Apple is 0-2 when it comes to critical acclaim for its original series, after early reviews for its Carpool Karaoke spinoff show have been largely negative. The show debuted this week for Apple Music subscribers.

While it’s still early days for Apple’s original content, between this and Planet of the Apps, things aren’t exactly looking good!

Missing some serious charm

Variety‘s review notes that Carpool Karaoke:

“Always had a bit of overenthusiasm for celebrity; the viewer is invited into a private hangout but can’t participate, as notable names and famous faces joke and sing with each other. This is unfortunate, because at its most successful, Carpool Karaoke makes its participants unassuming and even relatable. Adele busting out Nicki Minaj’s verse in Kanye West’s “Monster” makes even her — a multi-platinum pop diva — as familiar as the next person in line at the drive-thru.
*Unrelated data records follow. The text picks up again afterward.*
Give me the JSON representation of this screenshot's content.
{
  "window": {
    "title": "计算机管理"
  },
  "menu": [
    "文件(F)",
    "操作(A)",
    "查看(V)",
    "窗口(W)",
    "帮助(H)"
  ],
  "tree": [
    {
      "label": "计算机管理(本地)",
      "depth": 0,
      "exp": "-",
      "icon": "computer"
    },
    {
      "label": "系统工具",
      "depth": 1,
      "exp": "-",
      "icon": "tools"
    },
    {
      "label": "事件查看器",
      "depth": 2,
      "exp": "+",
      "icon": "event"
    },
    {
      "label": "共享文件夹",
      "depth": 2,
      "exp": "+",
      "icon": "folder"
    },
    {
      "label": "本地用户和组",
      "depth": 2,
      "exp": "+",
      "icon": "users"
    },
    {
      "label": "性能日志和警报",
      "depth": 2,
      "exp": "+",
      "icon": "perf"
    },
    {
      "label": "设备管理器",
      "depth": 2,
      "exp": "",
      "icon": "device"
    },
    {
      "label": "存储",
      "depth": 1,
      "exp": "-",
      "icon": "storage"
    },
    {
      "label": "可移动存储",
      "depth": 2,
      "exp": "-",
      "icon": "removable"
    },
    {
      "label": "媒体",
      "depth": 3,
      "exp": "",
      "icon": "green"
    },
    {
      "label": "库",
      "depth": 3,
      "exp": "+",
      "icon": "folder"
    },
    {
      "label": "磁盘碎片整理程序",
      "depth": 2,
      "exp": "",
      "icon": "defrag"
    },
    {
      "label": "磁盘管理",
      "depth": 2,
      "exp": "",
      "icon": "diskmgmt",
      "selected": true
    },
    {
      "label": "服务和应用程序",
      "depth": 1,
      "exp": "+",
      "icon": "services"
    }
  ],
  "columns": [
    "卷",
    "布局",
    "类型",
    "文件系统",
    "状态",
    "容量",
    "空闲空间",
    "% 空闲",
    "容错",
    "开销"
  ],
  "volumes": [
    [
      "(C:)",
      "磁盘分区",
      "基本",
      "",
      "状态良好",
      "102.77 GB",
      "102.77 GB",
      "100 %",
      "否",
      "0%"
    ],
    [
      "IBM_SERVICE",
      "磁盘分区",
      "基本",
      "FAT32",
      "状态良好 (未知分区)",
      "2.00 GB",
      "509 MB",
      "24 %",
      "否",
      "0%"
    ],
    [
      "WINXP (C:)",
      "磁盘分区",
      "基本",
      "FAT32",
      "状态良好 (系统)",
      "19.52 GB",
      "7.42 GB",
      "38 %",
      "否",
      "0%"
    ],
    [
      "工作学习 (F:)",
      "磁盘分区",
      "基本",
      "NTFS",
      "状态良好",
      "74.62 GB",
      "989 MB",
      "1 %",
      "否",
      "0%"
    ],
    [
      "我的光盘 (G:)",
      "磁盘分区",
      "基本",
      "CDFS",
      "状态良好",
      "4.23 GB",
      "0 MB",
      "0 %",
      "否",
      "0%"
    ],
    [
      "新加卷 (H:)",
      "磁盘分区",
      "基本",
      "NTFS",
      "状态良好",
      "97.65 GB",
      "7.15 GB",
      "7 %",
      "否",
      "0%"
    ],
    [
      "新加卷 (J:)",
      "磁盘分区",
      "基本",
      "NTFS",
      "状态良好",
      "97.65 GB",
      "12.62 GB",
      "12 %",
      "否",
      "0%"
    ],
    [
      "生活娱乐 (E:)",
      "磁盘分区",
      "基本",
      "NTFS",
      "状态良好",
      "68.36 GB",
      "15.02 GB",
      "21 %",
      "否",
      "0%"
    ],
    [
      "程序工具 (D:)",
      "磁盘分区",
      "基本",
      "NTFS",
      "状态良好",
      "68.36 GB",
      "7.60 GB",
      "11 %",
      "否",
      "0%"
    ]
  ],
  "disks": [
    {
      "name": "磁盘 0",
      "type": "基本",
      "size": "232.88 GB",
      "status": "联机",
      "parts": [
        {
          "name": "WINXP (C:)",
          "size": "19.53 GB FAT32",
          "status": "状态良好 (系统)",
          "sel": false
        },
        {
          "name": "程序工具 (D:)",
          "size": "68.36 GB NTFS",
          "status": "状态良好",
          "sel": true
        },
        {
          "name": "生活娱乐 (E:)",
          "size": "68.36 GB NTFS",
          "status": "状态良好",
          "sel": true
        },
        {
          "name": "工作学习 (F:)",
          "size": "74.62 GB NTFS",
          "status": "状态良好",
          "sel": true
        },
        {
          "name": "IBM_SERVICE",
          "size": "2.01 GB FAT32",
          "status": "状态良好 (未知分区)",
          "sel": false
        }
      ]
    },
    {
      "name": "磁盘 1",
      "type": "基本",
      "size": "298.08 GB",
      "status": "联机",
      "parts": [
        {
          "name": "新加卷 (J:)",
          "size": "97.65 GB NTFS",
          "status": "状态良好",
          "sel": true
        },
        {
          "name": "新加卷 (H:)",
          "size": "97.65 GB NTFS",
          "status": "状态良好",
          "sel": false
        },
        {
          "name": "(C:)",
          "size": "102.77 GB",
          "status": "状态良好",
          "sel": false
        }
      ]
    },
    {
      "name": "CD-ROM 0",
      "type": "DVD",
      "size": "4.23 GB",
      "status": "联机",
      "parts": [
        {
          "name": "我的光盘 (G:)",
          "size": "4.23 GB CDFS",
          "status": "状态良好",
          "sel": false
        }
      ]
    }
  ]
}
In the premiere of the Apple Music show, Will Smith decides to skip out on traffic by directing Corden to a private helicopter. Carpool Karaoke on Apple Music is just another unscripted series about famous people with varying degrees of talent, in scenarios that are partly choreographed and partly staged.”

The U.K.’s Guardian newspaper doesn’t mince words, either.

“Judging by the first episode and what’s teased later in the series, this is less about getting a revealing interview out of someone who may otherwise seem distant, and more about bowing down to the power of celebrity. Will Smith, who stars in the first episode, isn’t there to have a conversation with Corden. He’s there to perform. There’s a full marching band to accompany Gettin’ Jiggy Wit’ It. Smith crashes a wedding, and takes Corden up in a helicopter to avoid traffic. The original usually has a funny moment when the guest pokes their head out of the car window and interacts with a surprised member of the public; there’s little danger of such spontaneity here.”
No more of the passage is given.